Отдельные высказывания о обстановках связываются после этого в ходе коммуникации в закономерные тематические фрагменты, из которых в итоге создается ткань людской знания, зафиксированного в языковых символах. Язык вправду фиксирует в собственных формах мир таким, каким его отобразил человек, но это не свидетельствует, что нарисованная языком картина мира представляет собой новый мир если сравнивать с объективным миром в том смысле, что закономерности языкового мира характерны лишь человеку и языку, что как бы не познает мир, а накладывает на него собственные внутренние знания, собственную сетку взаимоотношений и так формирует новый, языковой мир. В действительности знание, фиксируемое в языке, представляет собой только вторичный мир закономерности которого адекватны исходному, не смотря на то, что субъективны по форме собственного существования. Вторичность же не свидетельствует нового мира, а говорит только о том, что конструкции этого вторичного мира имеется настоящее отражение первичного и настоящего, доказательством чего помогает практика человека, овладевающего закономерностями мира и обосновывающего тем самым адекватность собственного познания. Вербальный мир имеется, фактически, не мир, а метод людской представления настоящего мира, детерминированный в итоге его законами.

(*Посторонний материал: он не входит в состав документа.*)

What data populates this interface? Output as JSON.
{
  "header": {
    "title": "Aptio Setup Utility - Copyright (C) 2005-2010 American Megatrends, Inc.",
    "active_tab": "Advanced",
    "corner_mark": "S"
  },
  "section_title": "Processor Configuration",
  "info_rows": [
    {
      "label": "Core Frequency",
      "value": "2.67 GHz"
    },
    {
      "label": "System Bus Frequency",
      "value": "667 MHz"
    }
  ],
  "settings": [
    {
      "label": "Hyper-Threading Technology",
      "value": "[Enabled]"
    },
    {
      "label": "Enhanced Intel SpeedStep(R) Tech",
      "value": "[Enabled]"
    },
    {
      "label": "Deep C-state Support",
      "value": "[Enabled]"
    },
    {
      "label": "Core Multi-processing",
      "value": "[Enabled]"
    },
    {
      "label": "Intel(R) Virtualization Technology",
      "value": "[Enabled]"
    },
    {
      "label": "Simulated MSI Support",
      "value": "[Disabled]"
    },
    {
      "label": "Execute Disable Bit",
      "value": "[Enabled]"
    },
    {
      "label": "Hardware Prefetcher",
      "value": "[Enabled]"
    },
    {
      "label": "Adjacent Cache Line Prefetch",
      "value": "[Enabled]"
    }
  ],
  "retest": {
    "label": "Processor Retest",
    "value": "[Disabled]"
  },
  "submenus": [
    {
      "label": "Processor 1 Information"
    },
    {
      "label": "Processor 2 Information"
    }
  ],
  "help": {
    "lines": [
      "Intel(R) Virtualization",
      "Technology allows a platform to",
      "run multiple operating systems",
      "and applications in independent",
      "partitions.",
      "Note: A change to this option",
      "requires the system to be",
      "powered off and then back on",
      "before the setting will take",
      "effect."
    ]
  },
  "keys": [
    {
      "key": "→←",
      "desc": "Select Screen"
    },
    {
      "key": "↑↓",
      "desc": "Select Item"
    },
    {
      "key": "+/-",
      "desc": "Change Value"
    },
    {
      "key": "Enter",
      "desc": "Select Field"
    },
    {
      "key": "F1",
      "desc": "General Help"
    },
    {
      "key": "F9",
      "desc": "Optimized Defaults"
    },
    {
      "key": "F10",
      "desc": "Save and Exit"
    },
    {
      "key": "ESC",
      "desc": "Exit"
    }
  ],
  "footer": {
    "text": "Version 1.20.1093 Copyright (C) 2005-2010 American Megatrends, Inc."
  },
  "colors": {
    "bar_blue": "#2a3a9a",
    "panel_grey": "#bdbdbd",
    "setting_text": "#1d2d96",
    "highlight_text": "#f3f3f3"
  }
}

В случае, если разглядывать язык как совокупность, которая призвана адекватно реализовывать человеческое знание, то в этом случае контекстуальные условия, будь они экстра- либо интралингвистические, абсолютно согласуются с объективной действительностью в содержании информации и в итоге не смогут преобразовываться в особенные языковые факторы, характерные лишь языку. Догадка о влиянии языка на восприятие мира представлена, как мы знаем, в науке ко многих разновидностях, причем кое-какие философы, опирающиеся на теорию отражения, считают, что эта догадка имеет основания в том смысле, что «язык оставляет собственный своеобразный след на знании» и что «…итог отражения окружающей нас действительности преломляется через призму языка».
Задача лингвистического изучения при таких исходных позициях в соответствии с таковой концепцией обязана быть в том, чтобы постараться скорректировать своеобразный, а следовательно, и искажающий истину объекта «языковой эффект», иначе говоря постараться отыскать тот коэффициент поправки, что снимал бы личный языковой момент и корректировал, так, отношение языка к действительности. Одним из способов таковой корректировки и может рассматриваться, согласно точки зрения представителей данной точки зрения, контекст, другие моменты и подтекст.
Нужно прямо заявить, что несостоятельность аналогичного подхода к языку разъясняется в первую очередь тем, что заставляет признать в том либо другом виде существование третьего мира — языкового сознания как промежуточного сознания, собственного рода звена, а это нарушает основополагающий принцип материалистической теории — принцип адекватности отражения в сознании объективной действительности.
Диалектическая природа языка пронизывает целый его механизм и требует исходя из этого учета всех его противоречивых сторон. Сущность языкового символа, с одной стороны, состоит конкретно в том, что он в качестве отчужденной материи реализует абстрактную сущность настоящих предметов через совершенное содержание, иначе, сам символ в широком смысле привязан к конкретному явлению, а следовательно, и к конкретному отрезку коммуникации. В случае, если в животном мире всевозможные сигналы, определяемые поведением особей либо сообществ, выстроены на рефлекторной базе и жестко привязаны к конкретной обстановке, благодаря чего они имеют значения лишь во время сохранения либо действия определенной обстановке, то языковой символ, напротив, благодаря собственной обобщенности вольно перемещается в любой конкретной ситуации, поскольку вобрал в себя самые общие особенности тех либо иных настоящих условий. Но любопытно, что, не обращая внимания на слишком общий темперамент языкового символа, связанного с абстрагирующей деятельностью людской познания, в настоящей коммуникации снова объединяются абстрактность и конкретность содержания вербальных актов благодаря привязанности любой коммуникации к конкретным условиям общения, иначе говоря благодаря неизбежного включения любого коммуникативного акта в контекст общения. На этом основании контекст нужно разглядывать не только как нужное условие существования коммуникативного процесса, но и как сущностную чёрта языка и его внутреннее уровень качества, благодаря которому реализуется адекватность познания.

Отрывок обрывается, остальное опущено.